Phil Mickelson’s career revival delayed by Vaughn Taylor’s career resurrection
The final round of the AT&T Pebble Beach National Pro-Am was less a reminder of Phil Mickelson’s brilliance than a reaffirmation of a capricious talent that win or lose is always entertaining.
Mickelson as usual put on a great show, one that even included a happy ending — not for him, as it were, but for the journeyman who beat him.
When Mickelson’s five-foot birdie putt at 18 lipped out, Vaughn Taylor was the winner, resuscitating a career on life support, his first victory in 11 years and third of his career.
“It’s been a long time,” an emotional Taylor said. “I didn’t think it was going to happen. I’ve worked so hard and kept getting knocked down and knocked down. I’m at a loss for words right now.”
Two weeks ago, Taylor missed the cut at the Web.com Tour’s Panama Claro Championship. He no longer had his PGA Tour card and got into the field only on his past champion status. His career had stalled and the future was bleak before a final-round 65 enabled him to climb off the canvas and defeat a Hall of Famer who is in the midst of his own search.

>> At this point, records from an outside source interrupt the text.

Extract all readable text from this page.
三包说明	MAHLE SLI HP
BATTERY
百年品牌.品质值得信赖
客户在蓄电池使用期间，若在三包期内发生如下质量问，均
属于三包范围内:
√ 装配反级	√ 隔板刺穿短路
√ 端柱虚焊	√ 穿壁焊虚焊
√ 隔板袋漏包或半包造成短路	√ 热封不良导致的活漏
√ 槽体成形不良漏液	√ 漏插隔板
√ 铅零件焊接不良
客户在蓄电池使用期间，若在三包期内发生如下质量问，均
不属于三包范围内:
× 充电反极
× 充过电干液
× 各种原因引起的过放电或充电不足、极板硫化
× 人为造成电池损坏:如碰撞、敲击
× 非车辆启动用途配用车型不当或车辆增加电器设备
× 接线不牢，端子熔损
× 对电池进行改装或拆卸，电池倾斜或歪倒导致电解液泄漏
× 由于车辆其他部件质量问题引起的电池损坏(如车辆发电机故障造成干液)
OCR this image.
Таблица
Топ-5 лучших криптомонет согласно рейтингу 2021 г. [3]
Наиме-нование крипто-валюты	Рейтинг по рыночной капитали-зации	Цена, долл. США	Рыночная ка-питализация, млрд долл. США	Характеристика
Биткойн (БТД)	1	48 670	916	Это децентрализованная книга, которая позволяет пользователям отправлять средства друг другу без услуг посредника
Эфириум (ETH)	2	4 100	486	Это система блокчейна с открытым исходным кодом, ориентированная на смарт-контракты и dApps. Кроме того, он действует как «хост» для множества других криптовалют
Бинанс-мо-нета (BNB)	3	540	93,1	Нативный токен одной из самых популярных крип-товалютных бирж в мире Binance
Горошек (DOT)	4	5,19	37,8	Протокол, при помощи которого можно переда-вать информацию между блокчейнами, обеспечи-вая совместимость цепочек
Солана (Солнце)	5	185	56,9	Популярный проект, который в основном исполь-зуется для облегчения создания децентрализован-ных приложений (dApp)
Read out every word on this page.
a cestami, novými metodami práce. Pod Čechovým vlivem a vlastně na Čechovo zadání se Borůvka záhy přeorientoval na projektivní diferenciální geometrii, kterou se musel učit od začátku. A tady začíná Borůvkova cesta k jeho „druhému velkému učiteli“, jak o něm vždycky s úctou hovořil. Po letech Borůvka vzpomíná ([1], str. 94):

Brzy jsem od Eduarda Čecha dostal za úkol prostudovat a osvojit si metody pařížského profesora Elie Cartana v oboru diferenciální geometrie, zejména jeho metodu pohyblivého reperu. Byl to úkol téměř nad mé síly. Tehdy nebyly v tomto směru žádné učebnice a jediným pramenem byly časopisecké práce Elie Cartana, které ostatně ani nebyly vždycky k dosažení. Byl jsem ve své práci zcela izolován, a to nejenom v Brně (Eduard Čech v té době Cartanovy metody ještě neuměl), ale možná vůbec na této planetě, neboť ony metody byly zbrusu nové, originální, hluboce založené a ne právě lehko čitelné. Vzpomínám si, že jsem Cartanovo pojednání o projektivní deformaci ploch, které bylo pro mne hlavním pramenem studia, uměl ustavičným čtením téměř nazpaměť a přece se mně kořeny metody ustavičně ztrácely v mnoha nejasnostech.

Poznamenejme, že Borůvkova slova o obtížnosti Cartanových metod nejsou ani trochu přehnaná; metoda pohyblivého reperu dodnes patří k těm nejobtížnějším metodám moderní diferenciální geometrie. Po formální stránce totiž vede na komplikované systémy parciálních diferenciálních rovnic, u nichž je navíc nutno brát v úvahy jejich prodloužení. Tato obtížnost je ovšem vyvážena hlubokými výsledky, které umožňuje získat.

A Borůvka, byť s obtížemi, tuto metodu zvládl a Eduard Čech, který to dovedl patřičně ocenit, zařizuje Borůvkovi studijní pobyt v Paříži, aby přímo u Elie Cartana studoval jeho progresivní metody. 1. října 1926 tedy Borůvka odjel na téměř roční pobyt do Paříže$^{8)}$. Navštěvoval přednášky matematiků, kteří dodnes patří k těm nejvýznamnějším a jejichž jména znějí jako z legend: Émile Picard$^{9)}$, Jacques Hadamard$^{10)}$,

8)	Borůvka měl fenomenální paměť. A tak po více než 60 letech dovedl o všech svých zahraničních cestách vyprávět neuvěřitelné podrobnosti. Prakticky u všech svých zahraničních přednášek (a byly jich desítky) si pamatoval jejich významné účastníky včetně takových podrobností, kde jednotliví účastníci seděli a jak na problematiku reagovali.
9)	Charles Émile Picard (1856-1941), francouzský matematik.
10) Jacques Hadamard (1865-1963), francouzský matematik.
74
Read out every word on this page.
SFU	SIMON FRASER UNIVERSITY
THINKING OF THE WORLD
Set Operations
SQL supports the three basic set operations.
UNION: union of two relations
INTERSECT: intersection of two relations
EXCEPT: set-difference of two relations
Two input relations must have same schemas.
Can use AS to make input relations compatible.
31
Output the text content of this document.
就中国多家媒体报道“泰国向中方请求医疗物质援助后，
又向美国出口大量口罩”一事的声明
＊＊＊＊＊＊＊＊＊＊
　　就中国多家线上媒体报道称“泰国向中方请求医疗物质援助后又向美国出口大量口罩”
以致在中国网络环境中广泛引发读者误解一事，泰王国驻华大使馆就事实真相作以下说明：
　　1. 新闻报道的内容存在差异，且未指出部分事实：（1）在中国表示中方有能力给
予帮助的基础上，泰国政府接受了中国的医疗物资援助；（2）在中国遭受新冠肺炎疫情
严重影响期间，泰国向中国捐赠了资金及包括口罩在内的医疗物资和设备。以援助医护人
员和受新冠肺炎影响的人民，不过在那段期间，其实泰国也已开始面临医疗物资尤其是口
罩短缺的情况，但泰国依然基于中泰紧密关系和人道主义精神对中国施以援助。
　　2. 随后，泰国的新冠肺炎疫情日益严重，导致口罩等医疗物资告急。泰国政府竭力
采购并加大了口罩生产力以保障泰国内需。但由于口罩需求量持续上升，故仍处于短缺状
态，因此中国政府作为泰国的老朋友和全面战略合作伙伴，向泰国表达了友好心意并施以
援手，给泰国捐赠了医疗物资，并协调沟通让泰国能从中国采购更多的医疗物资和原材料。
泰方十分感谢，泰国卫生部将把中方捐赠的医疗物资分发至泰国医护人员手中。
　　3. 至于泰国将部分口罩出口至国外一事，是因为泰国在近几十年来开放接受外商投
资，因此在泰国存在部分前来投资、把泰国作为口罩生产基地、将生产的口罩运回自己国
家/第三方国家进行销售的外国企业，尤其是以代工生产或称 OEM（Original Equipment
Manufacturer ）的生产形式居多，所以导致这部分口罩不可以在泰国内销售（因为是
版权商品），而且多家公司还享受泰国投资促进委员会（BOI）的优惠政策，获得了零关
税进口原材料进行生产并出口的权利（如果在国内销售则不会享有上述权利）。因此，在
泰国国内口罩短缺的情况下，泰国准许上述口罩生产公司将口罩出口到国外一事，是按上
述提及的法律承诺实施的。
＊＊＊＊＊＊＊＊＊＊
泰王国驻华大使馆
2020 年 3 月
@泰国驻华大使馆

Mickelson is closing on three years since his last victory, in the British Open at Muirfield. He has played 50 tournaments since without a victory and is four months away from his 46th birthday. He had fallen to 29th in the World Ranking, still respectable, but immaterial for a man whose only goal at this point is winning.
This appeared to be the week that he would do so. He took a two-stroke lead into the final round of a tournament he had won four times previously. He, too, had a positive mindset based on the quality of his ball-striking generally, though some errant swings on Saturday had him summoning his new instructor Andrew Getson to Pebble to iron it out before his round on Sunday.
Those in pursuit, meanwhile, were not of the sort to pose a credible threat to a man with 42 career victories and a two-stroke lead on a course on which he was so comfortable.
Instead, Mickelson wavered, lost his lead, regained it, lost it, then needed a birdie-birdie finish to force a playoff. He produced the required two at the par-3 17th hole, then was just short of the green in two at the par-5 18th.
This time, his renowned short game was sans its usual magic and delivered a mediocre pitch that left him with a difficult five-footer that he missed, another unexpected turn in a wildly meandering career that has never been dull.